Que retenir d’autres ?

Cette deuxième étoile, bien évidemment. Mais ça serait très réducteur de ne retenir que cela de cette campagne victorieuse au Maroc. Après la bataille de Rabat et la célébration à Dakar et un peu partout à travers le Sénégal, c'est le moment des comptes de cette épopée marocaine.

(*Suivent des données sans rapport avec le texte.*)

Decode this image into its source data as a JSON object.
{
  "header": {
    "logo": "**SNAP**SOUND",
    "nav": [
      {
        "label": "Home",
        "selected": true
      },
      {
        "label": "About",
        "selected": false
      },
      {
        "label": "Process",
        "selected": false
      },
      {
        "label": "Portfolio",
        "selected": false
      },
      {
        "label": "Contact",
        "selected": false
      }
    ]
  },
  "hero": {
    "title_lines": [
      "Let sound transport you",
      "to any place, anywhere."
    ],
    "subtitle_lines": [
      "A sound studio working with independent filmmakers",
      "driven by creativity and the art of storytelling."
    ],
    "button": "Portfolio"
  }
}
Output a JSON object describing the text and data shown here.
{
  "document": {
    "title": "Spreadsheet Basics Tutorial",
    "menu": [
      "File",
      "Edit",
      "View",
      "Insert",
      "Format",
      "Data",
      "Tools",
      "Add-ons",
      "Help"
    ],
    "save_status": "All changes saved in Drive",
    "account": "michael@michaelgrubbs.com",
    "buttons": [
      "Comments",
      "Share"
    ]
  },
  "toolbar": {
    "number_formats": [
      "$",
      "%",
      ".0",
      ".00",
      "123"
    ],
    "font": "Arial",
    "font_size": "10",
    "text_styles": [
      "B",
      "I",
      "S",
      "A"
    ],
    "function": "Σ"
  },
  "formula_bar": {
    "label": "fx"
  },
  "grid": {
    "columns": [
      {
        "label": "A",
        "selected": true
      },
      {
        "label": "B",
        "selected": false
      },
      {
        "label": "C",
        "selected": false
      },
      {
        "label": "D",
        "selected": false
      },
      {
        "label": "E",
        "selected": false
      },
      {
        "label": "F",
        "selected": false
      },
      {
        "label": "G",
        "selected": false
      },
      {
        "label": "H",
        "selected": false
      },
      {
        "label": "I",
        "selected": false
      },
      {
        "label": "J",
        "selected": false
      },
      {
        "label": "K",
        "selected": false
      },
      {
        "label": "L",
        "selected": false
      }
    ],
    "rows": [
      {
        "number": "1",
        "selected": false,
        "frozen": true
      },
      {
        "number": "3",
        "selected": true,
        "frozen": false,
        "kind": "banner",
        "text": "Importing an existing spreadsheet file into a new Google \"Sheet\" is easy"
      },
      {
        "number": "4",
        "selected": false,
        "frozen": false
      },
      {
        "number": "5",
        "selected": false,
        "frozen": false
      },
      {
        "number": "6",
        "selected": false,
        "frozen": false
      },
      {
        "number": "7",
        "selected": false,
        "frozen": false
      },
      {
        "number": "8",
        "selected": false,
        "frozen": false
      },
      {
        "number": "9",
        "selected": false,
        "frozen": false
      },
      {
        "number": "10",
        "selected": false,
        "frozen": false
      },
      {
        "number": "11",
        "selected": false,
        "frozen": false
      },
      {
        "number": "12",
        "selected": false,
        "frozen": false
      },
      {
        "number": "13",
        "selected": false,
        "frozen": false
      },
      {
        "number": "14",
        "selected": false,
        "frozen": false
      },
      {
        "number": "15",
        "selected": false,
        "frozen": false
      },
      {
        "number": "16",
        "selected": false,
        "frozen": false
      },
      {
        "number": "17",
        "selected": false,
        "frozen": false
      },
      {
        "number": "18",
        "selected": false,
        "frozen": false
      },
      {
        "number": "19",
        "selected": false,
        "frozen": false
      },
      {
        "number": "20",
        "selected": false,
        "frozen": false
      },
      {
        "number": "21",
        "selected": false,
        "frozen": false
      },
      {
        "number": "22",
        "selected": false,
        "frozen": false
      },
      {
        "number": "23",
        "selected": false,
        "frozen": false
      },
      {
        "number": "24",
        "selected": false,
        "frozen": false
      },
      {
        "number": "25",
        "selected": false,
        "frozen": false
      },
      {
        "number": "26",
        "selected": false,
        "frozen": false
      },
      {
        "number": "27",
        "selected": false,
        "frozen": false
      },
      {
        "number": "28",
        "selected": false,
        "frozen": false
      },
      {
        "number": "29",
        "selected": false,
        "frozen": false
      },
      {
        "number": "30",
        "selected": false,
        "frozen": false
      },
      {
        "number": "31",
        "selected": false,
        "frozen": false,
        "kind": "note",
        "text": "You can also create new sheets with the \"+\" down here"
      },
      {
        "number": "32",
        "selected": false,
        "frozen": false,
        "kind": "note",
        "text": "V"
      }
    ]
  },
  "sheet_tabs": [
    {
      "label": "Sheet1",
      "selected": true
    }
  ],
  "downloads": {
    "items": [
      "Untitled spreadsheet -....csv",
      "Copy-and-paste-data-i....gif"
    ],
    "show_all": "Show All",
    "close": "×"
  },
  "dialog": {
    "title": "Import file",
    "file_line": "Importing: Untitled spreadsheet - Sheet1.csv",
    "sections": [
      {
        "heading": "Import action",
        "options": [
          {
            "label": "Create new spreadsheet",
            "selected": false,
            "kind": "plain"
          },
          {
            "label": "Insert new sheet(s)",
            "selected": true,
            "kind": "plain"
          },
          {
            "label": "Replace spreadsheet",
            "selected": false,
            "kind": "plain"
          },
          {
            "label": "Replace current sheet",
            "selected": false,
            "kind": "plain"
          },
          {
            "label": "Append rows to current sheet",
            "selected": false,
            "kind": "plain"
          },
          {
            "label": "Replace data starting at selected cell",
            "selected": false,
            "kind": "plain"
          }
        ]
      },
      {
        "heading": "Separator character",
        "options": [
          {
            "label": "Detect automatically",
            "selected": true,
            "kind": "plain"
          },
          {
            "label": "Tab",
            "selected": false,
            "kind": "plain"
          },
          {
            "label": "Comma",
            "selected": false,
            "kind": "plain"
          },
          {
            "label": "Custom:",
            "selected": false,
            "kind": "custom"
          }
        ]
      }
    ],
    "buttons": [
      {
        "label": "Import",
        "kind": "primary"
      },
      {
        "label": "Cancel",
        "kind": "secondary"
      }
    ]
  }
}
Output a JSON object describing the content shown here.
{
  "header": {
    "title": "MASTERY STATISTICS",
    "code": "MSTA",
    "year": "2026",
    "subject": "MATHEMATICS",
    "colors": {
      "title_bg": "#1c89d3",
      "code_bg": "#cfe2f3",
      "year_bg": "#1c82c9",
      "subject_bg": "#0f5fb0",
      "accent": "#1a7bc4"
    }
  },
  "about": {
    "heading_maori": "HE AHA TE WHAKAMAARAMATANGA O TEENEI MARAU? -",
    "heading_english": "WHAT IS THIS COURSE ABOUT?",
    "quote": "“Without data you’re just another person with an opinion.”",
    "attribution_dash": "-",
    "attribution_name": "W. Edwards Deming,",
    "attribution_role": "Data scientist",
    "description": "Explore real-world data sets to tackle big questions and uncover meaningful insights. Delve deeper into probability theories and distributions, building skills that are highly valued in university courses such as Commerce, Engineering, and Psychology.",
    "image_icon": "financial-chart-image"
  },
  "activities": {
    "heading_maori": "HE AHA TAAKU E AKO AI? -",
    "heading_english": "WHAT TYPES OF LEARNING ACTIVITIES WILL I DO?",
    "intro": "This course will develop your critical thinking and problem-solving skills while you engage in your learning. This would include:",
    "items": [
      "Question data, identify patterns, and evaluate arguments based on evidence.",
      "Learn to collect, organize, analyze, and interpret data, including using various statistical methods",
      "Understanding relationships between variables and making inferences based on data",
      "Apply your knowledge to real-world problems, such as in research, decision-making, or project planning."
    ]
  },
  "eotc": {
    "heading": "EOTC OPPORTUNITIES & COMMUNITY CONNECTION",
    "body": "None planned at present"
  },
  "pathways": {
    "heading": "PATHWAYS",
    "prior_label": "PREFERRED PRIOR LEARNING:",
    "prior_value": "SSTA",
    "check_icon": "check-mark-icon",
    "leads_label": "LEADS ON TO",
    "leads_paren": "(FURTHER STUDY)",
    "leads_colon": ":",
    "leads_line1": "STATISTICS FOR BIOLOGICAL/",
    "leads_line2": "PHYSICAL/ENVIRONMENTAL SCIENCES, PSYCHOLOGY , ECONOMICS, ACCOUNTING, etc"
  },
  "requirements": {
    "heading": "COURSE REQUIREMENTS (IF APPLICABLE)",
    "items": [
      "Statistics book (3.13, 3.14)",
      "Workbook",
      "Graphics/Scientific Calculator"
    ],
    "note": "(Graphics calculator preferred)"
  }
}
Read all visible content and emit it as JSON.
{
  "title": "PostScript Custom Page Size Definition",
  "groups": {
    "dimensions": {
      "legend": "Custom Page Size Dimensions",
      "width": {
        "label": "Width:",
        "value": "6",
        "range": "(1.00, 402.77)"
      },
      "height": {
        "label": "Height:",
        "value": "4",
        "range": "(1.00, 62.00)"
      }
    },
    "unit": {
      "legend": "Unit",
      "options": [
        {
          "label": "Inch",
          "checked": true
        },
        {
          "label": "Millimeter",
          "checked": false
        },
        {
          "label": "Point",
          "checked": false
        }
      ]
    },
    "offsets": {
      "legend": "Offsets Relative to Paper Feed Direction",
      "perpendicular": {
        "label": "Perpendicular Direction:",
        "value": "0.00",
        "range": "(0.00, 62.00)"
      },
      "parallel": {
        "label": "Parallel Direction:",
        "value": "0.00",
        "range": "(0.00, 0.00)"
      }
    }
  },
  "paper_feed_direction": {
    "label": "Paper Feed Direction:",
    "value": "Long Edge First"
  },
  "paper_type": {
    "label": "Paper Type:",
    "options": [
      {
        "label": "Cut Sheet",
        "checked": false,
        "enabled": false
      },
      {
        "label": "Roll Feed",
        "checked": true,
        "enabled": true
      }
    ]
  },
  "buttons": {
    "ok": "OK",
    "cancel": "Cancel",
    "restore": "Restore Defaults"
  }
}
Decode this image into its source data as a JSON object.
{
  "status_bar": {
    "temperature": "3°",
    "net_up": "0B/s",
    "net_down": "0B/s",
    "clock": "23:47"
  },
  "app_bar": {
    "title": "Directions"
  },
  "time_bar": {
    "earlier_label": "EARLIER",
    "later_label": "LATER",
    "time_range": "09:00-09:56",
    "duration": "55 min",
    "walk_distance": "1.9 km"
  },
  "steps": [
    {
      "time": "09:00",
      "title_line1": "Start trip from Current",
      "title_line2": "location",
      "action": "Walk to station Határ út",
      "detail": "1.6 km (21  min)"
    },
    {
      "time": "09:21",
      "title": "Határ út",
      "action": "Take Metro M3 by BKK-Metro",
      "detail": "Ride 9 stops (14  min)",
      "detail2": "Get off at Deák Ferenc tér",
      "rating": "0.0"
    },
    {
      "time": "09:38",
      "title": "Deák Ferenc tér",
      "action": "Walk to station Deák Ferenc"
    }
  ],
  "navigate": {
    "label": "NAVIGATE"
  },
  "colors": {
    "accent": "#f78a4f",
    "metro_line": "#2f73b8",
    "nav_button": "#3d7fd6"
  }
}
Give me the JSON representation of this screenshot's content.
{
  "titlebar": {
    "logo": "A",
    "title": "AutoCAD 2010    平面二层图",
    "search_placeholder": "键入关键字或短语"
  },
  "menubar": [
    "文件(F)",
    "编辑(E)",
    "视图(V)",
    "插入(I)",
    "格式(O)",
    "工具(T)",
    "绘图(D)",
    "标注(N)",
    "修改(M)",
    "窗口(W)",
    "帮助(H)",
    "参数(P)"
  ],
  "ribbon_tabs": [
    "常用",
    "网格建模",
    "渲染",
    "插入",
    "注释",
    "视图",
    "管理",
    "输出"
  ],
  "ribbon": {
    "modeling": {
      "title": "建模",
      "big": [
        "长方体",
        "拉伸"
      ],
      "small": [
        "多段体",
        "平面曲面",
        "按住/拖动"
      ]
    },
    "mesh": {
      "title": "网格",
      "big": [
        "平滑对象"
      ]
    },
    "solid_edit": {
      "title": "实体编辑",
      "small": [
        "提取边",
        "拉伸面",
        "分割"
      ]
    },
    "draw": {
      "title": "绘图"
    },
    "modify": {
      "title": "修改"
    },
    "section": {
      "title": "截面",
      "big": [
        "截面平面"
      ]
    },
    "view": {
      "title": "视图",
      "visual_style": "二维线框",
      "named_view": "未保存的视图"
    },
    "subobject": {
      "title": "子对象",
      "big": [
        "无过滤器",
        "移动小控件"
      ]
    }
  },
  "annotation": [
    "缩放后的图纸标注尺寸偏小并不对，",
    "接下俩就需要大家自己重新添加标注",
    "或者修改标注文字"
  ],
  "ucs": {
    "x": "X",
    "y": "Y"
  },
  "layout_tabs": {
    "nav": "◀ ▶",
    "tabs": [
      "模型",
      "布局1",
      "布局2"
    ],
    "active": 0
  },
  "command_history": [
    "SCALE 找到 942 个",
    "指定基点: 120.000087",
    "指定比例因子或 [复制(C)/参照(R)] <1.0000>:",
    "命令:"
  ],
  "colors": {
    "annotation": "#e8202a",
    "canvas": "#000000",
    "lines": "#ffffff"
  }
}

Deuxième meilleure attaque
Pour le bilan offensif, les Lions ont réussi à faire trembler 13 fois les filets adverses. Seuls les Super Eagles du Nigéria font mieux avec 14 réalisations. Pour Sadio Mané et sa bande c'est déjà mieux qu'en 2022 au Cameroun, campagne durant laquelle l'attaque sénégalaise s'est un peu moins illustrée avec 9 buts. Mais c'était lors de phase de groupe et pour les huitièmes de finale que Nicolas Jackson, le super sub, Chérif Ndiaye et la surprise offensive Pape Gueye ont eu à faire preuve de plus d'adresse dans la zone de vérité. En effet, 10 buts ont été inscrits durant les 4 premières sorties des champions en titre. Pour le reste, jusqu'en finale, c'était juste le service minimum, autrement dit, c'est par la plus petite des marges que le Sénégal a jalonné le reste du tournoi.
Une forteresse imprenable
Cette Can est aussi celle de l'apport défensif. Les Lions sont tout simplement le meilleur arrière garde de cette CAN à égalité avec le Maroc. En 7 rencontres, les hommes de Pape Thiaw n'ont concédé que 2 buts ; un phase poule face à la République Démocratique du Congo et un second contre le Soudan. Comme quoi pour espérer aller le plus loin possible dans ce genre de compétition, il faut une défense ultra solide. Il faut souligner que, comme en 2019, Edouard Mendy a été essentiel en signant notamment 5 clean sheet en 7 rencontres.
Nonobstant le fait qu'ils disputaient leur toute première CAN, le moins que l'on puisse dire c'est que les jeunes loups, peut-être portés par l'insouciance, n'ont pas déçu. Entre un El Hadj Malick Diouf au top surtout au plan offensif, un Ibrahima Mbaye dribbleur et percutant et un Mamadou Sarr qui a fait plus que pallier l'absence de Koulibaly à partir du dernier carré de la compétition, les plus jeunes de la tanière ont prouvé qu'on pouvait compter sur eux. Durant cette Coupe d'Afrique des Nations, en attendant le Mondial américain, on a peut-être assisté à un passage de flambeau entre les cadres et la jeune garde. En tout cas, la relève est d'ores et déjà assurée.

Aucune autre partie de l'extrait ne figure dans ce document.